Atom probe tomography: Computational challenges and perspectives

A novel procedure for the application of atom probe tomography (APT) to the structural analysis of biological systems has been recently proposed, whereby the specimen is embedded by a silica matrix and ablated by a pulsed laser source. Based on this technique, our group at the University of Trento is actively collaborating to the efforts of a recently funded EIC-pathfinder consortium, named MIMOSA, whose ultimate goal is to provide an alternative to 4D microscopy with a disruptive technology enabling a high spatial resolution and a chemical sensitivity analysis of biosamples. However, this technique poses several challenges that can be tackled only by a close interplay between the experimental and the modelling/computational efforts. For instance, APT requires that the silica primer be properly inert and bio-compatible, keeping the native structural features of the system at hand while condensing into an amorphous, glassy like coating.

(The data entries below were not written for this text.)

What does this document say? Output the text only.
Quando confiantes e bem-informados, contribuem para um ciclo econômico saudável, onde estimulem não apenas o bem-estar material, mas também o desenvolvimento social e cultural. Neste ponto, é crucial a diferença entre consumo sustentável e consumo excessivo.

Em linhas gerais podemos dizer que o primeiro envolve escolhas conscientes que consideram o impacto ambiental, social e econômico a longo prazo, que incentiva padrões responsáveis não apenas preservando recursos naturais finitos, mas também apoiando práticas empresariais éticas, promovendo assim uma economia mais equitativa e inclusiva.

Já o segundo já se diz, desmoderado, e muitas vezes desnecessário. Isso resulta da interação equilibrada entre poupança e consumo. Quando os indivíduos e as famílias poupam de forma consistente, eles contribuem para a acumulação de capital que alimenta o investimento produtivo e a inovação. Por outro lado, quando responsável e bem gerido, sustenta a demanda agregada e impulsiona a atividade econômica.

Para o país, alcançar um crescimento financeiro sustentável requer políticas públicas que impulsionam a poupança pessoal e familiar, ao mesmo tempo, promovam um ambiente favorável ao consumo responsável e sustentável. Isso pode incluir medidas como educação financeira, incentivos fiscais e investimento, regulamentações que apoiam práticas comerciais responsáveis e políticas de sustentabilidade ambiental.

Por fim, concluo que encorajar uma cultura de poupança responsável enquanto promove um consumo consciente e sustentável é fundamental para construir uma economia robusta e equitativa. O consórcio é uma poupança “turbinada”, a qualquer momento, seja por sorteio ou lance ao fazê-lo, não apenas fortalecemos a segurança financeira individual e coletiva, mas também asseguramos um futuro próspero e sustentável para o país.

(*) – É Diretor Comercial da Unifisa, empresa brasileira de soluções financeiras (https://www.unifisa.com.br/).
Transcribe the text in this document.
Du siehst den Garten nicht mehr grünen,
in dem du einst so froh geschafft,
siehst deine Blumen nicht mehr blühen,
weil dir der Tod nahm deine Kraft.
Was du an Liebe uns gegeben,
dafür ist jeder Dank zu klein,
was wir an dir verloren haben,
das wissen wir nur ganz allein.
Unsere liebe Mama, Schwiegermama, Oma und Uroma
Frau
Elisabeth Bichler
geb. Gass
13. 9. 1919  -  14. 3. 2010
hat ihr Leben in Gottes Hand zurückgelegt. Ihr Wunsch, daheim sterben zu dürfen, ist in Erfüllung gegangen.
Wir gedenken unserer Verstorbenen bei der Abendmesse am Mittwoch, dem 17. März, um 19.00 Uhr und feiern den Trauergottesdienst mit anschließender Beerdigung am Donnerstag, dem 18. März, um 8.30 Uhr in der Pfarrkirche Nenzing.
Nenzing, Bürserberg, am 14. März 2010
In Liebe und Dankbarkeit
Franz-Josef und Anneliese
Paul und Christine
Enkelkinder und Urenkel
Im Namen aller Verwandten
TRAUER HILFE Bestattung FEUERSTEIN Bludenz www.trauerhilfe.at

We have proposed a molecular dynamics protocol aimed at depicting and characterizing the earliest stages of the embedding process of small biomolecules in a solution of water and orthosilicic acid, here taken as a precursor of the silica matrix. In this first preliminary step, we observe a negligible influence of orthosilicic acid on the behavior of stable folded systems (such as ubiquitin and GFP), while it affects the fluctuations of intrinsically disordered and unstable peptides. However, the entire project presents several challenges that can be tackled (or at least addressed) with the available computational techniques, whether classical or ab initio. I will present our most recent applications in this direction and offer some perspectives for discussion.